O salmista aqui fala como juiz; ele fala como a boca de Deus, e ao condenar o ímpio, ele não nos dá nenhuma desculpa para dizer qualquer coisa no caminho da maldição sobre aqueles que nos causaram ofensa pessoal. A maneira mais vergonhosa de amaldiçoar o outro é fingir abençoá-lo. Ficamos todos pasmados ao notar a malícia desdenhada daquele velho e miserável sacerdote de Roma, quando ele amaldiçoou o Imperador da França com sua bênção. Ele estava abençoando-o em forma e amaldiçoando-o na realidade.
Agora, em contraste direto, nós colocamos essa saudável cominação de Davi, que se destina a ser uma bênção, advertindo o pecador da maldição iminente. Ó homem impenitente, seja conhecido que todos os teus amigos piedosos darão o seu solene assentimento à horrível sentença do Senhor, que ele pronunciará sobre ti no dia do juízo final!
No versículo seguinte, mais uma vez encontramos o contraste que marcou os Salmos anteriores.
Porém alegrem-se todos os que confiam em ti; exultem eternamente, porquanto tu os defendes; e em ti se gloriem os que amam o teu nome.
Salmos 5:11
A alegria é o privilégio do crente. Quando os pecadores são destruídos, nossa alegria será completa. Os ímpios riem primeiro e chorarão para sempre; nós choramos agora, mas nos alegraremos eternamente.
Quando uivarem, nós gritaremos e, como eles devem gemer para sempre, assim sempre devemos gritar de alegria. Esta nossa santa bênção tem um firme alicerce, pois, ó Senhor, estamos contentes em Ti. O eterno Deus é o poço da nossa felicidade. Nós amamos a Deus e, portanto, nos deleitamos nEle. Nosso coração está à vontade em nosso Deus. Nós nos reunimos com júbilo todos os dias porque nos alimentamos dEle. Temos canções em casa, canções no coração e canções no céu, pois o Senhor Jeová é a nossa força e nossa canção; Ele também se tornou a nossa salvação.
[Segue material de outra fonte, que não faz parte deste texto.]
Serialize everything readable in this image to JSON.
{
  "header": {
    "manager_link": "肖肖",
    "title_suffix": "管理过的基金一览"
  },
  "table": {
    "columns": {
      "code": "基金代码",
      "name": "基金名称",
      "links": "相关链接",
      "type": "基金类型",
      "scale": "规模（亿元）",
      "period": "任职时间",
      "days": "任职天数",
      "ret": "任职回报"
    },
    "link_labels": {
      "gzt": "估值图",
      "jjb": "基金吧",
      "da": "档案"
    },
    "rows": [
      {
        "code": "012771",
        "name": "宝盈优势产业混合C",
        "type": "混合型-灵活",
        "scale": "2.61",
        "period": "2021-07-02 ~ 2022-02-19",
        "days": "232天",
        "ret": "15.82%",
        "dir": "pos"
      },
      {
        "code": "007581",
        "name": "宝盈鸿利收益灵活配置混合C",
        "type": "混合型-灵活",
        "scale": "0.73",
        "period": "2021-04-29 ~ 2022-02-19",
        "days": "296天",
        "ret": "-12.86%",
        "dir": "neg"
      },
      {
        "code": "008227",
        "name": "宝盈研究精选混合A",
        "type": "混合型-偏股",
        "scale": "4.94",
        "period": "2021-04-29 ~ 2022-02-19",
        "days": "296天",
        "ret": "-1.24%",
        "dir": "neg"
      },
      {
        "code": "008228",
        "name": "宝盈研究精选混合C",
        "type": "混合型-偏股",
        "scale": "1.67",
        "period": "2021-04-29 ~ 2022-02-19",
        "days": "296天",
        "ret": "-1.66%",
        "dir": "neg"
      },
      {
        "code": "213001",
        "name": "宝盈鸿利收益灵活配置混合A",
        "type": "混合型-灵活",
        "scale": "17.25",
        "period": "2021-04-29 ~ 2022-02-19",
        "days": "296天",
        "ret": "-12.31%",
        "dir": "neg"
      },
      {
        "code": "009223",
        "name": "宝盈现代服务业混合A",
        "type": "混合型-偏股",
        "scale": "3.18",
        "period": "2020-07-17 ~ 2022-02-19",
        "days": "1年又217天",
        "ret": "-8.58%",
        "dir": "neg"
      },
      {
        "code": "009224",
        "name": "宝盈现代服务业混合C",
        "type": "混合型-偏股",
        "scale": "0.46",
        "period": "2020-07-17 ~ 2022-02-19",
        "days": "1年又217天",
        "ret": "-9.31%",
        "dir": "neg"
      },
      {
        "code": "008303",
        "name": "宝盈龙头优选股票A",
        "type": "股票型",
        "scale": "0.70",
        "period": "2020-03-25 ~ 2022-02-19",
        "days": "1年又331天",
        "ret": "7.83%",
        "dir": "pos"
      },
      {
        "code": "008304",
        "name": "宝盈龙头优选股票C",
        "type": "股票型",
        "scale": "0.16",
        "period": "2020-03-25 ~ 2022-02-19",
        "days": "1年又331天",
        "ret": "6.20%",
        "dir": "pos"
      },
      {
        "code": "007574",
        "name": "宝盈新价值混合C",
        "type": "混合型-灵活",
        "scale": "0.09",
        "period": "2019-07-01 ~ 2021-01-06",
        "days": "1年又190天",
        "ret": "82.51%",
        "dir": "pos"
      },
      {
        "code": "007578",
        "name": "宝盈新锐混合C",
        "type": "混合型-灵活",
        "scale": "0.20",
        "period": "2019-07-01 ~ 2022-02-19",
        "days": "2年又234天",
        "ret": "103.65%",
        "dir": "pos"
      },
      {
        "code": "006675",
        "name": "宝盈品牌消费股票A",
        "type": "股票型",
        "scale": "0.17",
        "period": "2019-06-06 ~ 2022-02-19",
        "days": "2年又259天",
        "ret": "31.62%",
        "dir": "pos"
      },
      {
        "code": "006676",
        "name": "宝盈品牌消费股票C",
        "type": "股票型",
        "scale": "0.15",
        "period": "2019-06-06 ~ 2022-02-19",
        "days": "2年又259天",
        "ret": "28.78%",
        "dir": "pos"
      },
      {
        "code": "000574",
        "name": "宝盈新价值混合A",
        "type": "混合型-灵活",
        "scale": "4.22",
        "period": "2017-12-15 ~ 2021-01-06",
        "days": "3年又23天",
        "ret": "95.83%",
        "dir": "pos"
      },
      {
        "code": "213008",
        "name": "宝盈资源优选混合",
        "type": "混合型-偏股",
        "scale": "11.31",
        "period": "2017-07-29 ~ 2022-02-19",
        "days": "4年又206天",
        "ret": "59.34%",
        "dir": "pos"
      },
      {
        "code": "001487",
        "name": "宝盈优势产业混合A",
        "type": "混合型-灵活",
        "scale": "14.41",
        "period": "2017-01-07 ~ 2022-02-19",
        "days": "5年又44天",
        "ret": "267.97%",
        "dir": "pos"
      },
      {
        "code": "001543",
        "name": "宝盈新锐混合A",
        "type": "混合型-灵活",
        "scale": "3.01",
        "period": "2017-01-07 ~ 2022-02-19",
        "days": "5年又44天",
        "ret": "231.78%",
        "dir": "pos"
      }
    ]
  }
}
Pois tu, Senhor, abençoarás ao justo; circundá-lo-ás da tua benevolência como de um escudo.
Salmos 5:12
Jeová ordenou a Seu povo, os herdeiros da bem-aventurança, e nada lhes roubaria a herança. Com toda a plenitude de Seu poder, Ele os abençoará e todos os Seus atributos se unirão para satisfazê-los com o divino contentamento. Nem isso é apenas para o presente, mas a bênção atinge o futuro longo e desconhecido.
“Pois Tu, Senhor, abençoarás os justos” (12a). Esta é uma promessa de comprimento infinito, de largura ilimitada e de preciosidade inefável. Quanto à defesa que o crente precisa nesta terra de batalhas, é aqui prometida a ele na mais completa medida. Havia vastos escudos usados pelos antigos, tão extensos quanto a pessoa inteira de um homem, que o cercariam inteiramente. Assim diz Davi “circundá-lo-ás da tua benevolência como de um escudo” (12b). De acordo com Ainsworth, há aqui também a ideia de ser coroado, de modo que usemos um capacete real, que é ao mesmo tempo nossa glória e defesa. Ó Senhor, sempre nos dê esta graciosa coroação!